The corner of the room ignites, and pure red fire cuts the shadows down. Flames dance across the shape of a human figure that steps forward. F
ire thrashes atop its head like a fiery crown. Diamonds, three of them, sparkle in the center of what looks like a head, and I realize they’re blinking eyes.
Casey drops to her knees. She stares at the monstrosity like a mother watching her infant roll around on the floor.
“I am yours,” she screams as the humanoid flames roar in approval.
Smokeless fire moves in a beeline toward us, igniting everything behind it. The bookshelf is swallowed in flames, its collection of encyclopedias and history books become kindling. The oak desk goes next, and the burning drugs change some of the flames to chemical blue. Rashi slips beneath the spreading blaze, turning the smell in here to hairy barbecue.
Diamond eyes widen in my direction. My mouth opens for some reason, but I got nothing to say.
“Don’t look at him,” Casey screams. “He’s part of the problem. Come to me. Come in me!”
Casey gets on her back and widens her legs in a supplicating gesture.

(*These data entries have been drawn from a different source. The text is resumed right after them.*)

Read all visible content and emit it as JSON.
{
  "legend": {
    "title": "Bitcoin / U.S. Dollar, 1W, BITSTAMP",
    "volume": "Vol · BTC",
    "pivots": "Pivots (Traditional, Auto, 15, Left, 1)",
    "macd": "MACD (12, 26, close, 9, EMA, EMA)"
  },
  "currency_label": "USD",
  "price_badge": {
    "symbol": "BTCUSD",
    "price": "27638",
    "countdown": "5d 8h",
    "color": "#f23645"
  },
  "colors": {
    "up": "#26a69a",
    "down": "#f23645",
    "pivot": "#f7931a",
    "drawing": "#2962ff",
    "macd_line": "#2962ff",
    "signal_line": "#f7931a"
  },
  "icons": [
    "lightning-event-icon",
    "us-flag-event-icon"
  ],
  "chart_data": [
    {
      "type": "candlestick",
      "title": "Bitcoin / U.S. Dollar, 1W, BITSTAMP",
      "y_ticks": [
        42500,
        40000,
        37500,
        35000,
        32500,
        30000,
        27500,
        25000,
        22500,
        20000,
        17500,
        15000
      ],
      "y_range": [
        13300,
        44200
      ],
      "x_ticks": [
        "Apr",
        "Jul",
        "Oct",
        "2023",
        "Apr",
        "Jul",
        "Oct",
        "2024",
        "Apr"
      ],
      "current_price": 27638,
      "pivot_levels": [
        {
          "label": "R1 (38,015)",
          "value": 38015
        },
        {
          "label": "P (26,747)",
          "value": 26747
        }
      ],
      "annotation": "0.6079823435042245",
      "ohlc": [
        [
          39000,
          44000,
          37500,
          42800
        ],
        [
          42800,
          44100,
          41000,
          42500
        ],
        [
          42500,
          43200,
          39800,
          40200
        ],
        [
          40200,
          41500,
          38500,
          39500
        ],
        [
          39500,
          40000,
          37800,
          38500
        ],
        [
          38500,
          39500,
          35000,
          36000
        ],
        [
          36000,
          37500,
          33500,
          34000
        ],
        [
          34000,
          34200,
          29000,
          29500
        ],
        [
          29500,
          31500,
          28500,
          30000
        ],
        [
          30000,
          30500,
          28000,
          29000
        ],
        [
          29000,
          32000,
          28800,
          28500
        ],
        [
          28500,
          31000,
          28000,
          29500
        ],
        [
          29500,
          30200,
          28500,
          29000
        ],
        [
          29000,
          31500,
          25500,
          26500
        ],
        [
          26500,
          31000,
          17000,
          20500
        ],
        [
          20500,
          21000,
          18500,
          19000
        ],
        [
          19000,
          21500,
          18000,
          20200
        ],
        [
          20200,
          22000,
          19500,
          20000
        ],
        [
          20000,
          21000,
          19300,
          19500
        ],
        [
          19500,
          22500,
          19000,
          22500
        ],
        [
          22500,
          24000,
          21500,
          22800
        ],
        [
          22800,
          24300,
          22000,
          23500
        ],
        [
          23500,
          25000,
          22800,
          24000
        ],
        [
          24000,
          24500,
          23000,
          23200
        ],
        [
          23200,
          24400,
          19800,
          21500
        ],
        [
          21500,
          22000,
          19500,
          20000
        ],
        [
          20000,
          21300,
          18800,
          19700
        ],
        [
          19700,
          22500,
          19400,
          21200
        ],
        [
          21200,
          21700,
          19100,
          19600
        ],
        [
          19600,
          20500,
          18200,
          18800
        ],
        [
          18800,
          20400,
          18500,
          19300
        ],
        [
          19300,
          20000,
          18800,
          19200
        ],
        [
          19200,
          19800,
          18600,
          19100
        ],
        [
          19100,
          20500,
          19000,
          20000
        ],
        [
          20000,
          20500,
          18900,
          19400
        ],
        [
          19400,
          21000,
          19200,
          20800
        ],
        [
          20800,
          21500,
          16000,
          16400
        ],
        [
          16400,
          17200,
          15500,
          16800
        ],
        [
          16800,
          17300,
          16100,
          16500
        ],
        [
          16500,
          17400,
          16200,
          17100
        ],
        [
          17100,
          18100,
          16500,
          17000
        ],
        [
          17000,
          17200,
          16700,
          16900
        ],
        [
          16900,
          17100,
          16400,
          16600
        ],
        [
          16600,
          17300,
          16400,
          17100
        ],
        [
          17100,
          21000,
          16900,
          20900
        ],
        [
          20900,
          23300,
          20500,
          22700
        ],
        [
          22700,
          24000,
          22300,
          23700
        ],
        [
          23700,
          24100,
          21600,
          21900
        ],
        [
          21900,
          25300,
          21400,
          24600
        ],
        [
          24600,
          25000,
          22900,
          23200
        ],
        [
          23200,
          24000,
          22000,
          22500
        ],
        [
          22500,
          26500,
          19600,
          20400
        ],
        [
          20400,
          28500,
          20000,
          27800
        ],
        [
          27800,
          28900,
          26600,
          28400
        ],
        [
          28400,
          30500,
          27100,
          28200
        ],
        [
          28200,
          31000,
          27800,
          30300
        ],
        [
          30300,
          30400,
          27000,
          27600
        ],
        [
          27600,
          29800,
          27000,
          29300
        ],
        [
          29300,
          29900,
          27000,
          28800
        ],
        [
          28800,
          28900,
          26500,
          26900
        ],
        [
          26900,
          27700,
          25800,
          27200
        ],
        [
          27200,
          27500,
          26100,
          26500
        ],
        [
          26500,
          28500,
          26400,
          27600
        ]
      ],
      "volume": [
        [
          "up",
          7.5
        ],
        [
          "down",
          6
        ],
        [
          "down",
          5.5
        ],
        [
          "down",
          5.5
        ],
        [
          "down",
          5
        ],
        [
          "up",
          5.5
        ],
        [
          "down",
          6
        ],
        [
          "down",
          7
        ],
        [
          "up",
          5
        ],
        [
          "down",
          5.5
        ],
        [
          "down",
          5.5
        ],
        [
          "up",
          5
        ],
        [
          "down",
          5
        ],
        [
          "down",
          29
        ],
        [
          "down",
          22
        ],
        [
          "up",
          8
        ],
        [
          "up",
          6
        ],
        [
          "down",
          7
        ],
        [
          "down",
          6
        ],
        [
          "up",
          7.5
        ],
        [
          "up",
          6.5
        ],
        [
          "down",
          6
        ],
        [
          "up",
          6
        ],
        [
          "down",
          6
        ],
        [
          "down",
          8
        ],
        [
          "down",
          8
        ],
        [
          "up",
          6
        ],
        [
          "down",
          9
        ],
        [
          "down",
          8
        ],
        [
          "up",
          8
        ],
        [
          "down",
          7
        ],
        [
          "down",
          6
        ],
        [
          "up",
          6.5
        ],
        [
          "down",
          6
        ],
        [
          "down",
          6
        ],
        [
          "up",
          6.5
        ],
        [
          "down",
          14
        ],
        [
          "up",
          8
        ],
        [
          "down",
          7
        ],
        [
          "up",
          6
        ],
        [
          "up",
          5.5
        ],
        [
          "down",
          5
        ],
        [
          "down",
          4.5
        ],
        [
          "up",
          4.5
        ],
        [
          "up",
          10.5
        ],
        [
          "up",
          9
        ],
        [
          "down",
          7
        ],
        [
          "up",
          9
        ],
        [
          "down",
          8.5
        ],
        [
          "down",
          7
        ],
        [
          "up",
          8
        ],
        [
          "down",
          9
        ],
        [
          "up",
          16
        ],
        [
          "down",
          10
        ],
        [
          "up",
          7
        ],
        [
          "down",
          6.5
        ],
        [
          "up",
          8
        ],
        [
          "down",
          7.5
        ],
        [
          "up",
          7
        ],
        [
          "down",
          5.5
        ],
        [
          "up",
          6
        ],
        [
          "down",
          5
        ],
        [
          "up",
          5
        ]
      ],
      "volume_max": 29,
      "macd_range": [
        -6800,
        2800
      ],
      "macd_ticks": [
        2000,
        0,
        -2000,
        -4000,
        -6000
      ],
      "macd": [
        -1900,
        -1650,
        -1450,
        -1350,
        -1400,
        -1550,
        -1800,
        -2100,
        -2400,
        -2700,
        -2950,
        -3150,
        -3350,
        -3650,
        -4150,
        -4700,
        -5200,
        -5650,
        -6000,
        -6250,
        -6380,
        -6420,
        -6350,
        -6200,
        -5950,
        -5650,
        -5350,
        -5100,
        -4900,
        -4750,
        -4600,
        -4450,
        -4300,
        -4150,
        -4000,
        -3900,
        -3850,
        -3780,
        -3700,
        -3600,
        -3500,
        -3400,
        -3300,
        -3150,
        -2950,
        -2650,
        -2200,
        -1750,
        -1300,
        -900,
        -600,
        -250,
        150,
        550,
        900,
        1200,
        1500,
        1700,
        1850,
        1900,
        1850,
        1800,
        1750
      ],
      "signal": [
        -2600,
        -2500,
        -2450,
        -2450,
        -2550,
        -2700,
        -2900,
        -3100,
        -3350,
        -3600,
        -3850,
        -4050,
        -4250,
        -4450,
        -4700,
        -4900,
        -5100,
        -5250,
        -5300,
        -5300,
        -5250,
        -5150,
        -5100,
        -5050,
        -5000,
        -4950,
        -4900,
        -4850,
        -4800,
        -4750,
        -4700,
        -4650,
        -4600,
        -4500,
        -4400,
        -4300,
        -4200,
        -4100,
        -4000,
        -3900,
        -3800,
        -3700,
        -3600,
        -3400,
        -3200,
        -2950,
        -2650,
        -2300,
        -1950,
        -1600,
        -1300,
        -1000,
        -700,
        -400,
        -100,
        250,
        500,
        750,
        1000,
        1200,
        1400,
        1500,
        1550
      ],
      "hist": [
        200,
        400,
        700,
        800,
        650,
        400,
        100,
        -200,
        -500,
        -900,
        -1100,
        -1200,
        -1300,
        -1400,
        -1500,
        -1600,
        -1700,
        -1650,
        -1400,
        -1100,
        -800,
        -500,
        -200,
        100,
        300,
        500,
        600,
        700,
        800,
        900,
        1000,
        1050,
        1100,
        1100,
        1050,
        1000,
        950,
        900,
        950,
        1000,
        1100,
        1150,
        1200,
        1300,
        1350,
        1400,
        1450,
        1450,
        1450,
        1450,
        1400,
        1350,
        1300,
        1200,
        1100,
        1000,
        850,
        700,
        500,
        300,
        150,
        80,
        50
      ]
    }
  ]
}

Diamond Head swivels to look. His decorative fire cools to reveal a naked body, dark flesh glowing like hot coals.
“That’s right,” she says, slipping her underwear off and using her foot to flick it into the fire.
Diamond Head glides to its knees without skipping a beat, climbing atop her body with a subjugated growl. Her gartered legs wrap around him, and her flesh sizzles. If she’s in pain, she ain’t showing it.
With the 12-gauge in my hands, I know I should shoot the fucker, but I can’t move. I feel something in my mind, sifting through my memories. Searching for vulnerability I ain’t had since Jimmy Carter—this city took everything from me long ago.
Casey cries out as the ember-glow body on top of her thrusts a few times and then disappears from the visible spectrum. The girl’s ravaged body is what remains, legs, belly, and arms so burnt that her skin slides off like fine roasted chicken. She’s sucking at what little air’s left in here while her lungs wheeze.
“Peace,” she says with an ecstatic moan.
The blinding flash comes out of nowhere. The worst migraine anyone’s ever had. I crash to the floor thinking someone’s jammed a needle into my eye. I hear Casey laughing somewhere above me, but her voice sounds further away the farther I fall.